Las personas tenemos muchas facetas; nuestro carácter o nuestra personalidad no son planos ni transparentes como el cristal de una ventana. Estamos compuestos de muchos factores y la combinación de ellos es lo que configura nuestra personalidad.
Y algo parecido ocurre con la mayoría de las palabras, que encierran en sí varios conceptos y se refieren a más de una idea.
Pero con frecuencia sucede que cuando conocemos superficialmente a una persona pensamos que los únicos rasgos de su carácter son los más evidentes, e incluso a veces los confudimos y tomamos unos rasgos por otros. Y de la misma manera, de las diversas acepciones que la mayoría de las palabras tienen, sólo conocemos las más habituales, y a veces además les atribuimos significados inexactos.
Y tanto en un caso como en otro, descubrir esos aspectos más ocultos son casi siempre motivo de sorpresa y satisfacción.
En esto me paré a pensar no hace mucho, cuando dos amigos míos hablaron, por separado y en dos ocasiones diferentes, de la escasa profundidad moral que observan, en general, en la literatura contemporánea; de cómo echan de menos historias que apelen a la moral, que nos hagan meditar y nos conmuevan desde el punto de vista moral.Y en las dos ocasiones, algunas de las otras personas que estaban en la conversación, creyeron que hablábamos de moral en el sentido que con frecuencia se le atribuye a esta palabra: el de principios religiosos, o de convenciones sociales; de lo que se considera o no aceptable socialmente, lo que está bien o mal visto; de lo que desde hace un tiempo se denomina "políticamente" correcto o incorrecto.
Pero a lo que nos referíamos era a aquello que tiene que ver con la conciencia y el respeto humano, incluido el respeto a nuestra propia conciencia; a los valores personales propios, no impuestos, que nos indican cómo hemos de conducirnos; a las reglas de conducta que seguimos no porque nos lo mande una ley, una norma social o un precepto religioso, sino porque es lo que consideramos nuestro deber humano, lo que nos dicta nuestra conciencia que debemos o no debemos hacer.
Dice Robert Louis Stevenson en su ensayo "La moral de la profesión de letras":
El primer deber de cualquier persona que escribe es intelectual [...] Debe cerciorarse de que su propia mente se mantenga ágil, compasiva y brillante [...] El segundo deber, mucho más difícil de definir, es moral.

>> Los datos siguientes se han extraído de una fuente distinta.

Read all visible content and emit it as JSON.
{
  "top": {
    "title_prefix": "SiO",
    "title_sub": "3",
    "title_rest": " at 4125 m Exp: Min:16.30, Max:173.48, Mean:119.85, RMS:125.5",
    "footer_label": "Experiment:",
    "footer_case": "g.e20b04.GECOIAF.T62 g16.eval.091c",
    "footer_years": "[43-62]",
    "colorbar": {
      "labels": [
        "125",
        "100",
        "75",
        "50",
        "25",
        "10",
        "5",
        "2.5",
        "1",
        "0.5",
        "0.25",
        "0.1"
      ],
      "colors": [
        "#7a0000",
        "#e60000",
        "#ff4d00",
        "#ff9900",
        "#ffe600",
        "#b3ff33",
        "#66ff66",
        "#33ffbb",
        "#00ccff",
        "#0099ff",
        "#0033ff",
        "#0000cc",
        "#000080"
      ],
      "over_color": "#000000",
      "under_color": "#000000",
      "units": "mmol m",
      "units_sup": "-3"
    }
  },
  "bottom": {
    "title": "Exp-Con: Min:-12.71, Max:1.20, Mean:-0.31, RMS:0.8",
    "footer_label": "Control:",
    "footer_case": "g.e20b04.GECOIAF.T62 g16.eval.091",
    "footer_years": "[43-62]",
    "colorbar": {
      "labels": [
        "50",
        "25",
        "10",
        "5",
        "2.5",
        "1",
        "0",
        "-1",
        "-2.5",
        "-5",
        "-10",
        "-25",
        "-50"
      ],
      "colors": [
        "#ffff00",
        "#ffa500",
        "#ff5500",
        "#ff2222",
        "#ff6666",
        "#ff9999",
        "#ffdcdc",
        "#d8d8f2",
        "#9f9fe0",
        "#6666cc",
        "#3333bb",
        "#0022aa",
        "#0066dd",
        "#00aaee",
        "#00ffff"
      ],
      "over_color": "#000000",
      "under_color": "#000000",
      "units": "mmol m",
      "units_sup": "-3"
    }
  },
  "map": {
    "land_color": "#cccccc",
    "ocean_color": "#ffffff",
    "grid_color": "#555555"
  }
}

Y lo explica del siguiente modo: Sería deseable que todas las obras literarias [...] surgieran de impulsos sólidos, humanos, sanos y potentes [...] No existe el libro perfecto, pero hay muchos que deleitan, mejoran o animan al lector.
Y esto es precisamente lo que buscan mis amigos: esas obras que nos engrandecen y nos inspiran, porque surgen de esos "impulsos sólidos, humanos y sanos" y nos los transmiten.
Entonces, en aquellas dos conversaciones, yo sugerí que para encontrar esa llamada literaria a la moral hace falta recurrir a los clásicos. Y nuevamente hubo confusión, porque tendemos a asociar el concepto clásico con ideas de antigüedad, de cosa intelectual difícil y aburrida, o de tradición rancia.
Pero yo me refería a esa otra idea que encierra la palabra clásico y que se refiere a aquello que por sus cualidades se convierte en un ejemplo digno de imitar o seguir. Me refería a esos "clásicos" que lo son no por antigüedad, sino porque forman parte de la literatura eterna: Dostoievski, Flaubert, Wilde, Stevenson, Sandor Marai, Stefan Zweig, Virginia Woolf, Edith Wharton, Italo Calvino... por nombrar sólo algunos de mis favoritos.
Y es curioso que estos dos conceptos que fueron malinterpretados en las dos conversaciones, tengan entre sí una relación literaria tan estrecha, pues sin duda estas obras clásicas y eternas, se convierten en tales precisamente porque tienen, entre otras cosas, un carácter moral, que se advierte en lo que con ellas aprendemos sobre nosotros mismos, nuestro mundo y nuestros actos. Y sobre nuestras palabras.